Still, you should bear in mind that not every breeding attempt will be fruitful.

For example, breeding mollies and guppies have been known to produce weak fry. In addition, they’re often born with a genetic mutation that makes them susceptible to illnesses and premature deaths.

Interestingly, if the guppy/molly fry is born healthy and manages to lead a normal life, they won’t be able to reproduce. So, this hybrid, in particular, is born infertile.

Besides mollies, endlers make another good breeding partner for guppies. The offspring aren’t sterile and can be used to produce even more colorful and unique guppy/endler hybrids.

Which Fish Can Breed with Platies?

Platies can successfully breed with other species of platyfish. The important thing is that they belong to the same genus.

This way, they’ll share similar preferences and traits.
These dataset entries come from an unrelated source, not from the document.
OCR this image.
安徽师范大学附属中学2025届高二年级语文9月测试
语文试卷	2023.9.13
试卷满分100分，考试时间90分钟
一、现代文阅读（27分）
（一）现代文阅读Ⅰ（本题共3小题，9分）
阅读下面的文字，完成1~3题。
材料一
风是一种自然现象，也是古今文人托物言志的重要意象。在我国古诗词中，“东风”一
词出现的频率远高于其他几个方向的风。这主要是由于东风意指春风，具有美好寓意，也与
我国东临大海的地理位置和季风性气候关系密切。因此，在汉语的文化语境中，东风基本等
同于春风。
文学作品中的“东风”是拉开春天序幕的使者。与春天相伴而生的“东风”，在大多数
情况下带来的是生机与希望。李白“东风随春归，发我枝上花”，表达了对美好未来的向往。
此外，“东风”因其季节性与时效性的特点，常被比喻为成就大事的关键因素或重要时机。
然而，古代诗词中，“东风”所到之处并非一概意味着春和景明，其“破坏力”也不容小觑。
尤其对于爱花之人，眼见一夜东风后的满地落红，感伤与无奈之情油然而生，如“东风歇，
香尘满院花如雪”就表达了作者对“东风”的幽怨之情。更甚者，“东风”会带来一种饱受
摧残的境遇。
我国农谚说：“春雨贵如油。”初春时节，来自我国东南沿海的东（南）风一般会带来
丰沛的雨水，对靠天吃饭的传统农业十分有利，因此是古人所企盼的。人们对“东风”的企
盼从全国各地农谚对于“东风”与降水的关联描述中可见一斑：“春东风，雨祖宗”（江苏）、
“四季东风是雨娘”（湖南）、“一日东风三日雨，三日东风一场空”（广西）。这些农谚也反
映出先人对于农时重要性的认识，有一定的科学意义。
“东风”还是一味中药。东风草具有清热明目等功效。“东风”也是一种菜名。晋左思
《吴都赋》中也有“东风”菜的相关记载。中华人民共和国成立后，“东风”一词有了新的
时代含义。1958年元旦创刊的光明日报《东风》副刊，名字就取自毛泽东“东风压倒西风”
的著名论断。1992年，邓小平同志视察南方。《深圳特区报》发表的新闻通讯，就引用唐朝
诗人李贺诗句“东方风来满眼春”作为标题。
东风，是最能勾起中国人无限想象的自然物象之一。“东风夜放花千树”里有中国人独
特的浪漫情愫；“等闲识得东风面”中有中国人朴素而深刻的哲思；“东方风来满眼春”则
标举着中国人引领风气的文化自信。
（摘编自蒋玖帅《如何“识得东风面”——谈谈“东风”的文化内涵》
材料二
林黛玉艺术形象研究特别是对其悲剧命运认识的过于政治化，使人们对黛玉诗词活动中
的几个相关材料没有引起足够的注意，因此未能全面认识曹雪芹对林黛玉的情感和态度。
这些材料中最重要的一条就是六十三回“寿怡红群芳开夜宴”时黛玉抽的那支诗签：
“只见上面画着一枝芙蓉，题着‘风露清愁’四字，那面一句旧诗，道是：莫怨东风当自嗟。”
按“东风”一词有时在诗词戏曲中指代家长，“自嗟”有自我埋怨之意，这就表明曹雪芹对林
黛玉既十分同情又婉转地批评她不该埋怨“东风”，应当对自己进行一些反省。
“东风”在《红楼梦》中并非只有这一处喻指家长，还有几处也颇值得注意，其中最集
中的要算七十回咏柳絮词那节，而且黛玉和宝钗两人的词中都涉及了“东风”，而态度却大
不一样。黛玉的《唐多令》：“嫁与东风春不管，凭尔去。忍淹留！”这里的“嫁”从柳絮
More importantly, they’ll have similar DNA sequencing, making them perfect breeding partners.

The most common mate for platies is the swordtail. They’re closely related, and the breeding process is usually natural and hassle-free, producing viable fry.

Platies can also crossbreed within their own species. Two great examples include the monterrey and the spiketail platies.

Can You Keep Guppies and Platies in the Same Tank?

The great news is that while guppies and platies can’t breed, they do make perfect tank mates. They’re both easy to care for, and they enjoy similar water parameters.

One benefit is that it makes sharing an aquarium easy. Another bonus is that these colorful and active fish will make a great addition to your community fish tank.

Make sure you get a tank no smaller than 20 gallons. It’s spacious enough for the guppies and platies to swim freely without being too much of a hassle to clean and maintain.

A Final Note

While guppies and platies make good tank mates, they can’t breed because they belong to different genera. As a result, they have a different genetic makeup, which makes breeding a near improbability.

However, if you’re looking forward to breeding your guppies or platies, there are many other species that make better breeding partners. Just bring two species from the same genus together, and wait for those cute little fry to appear!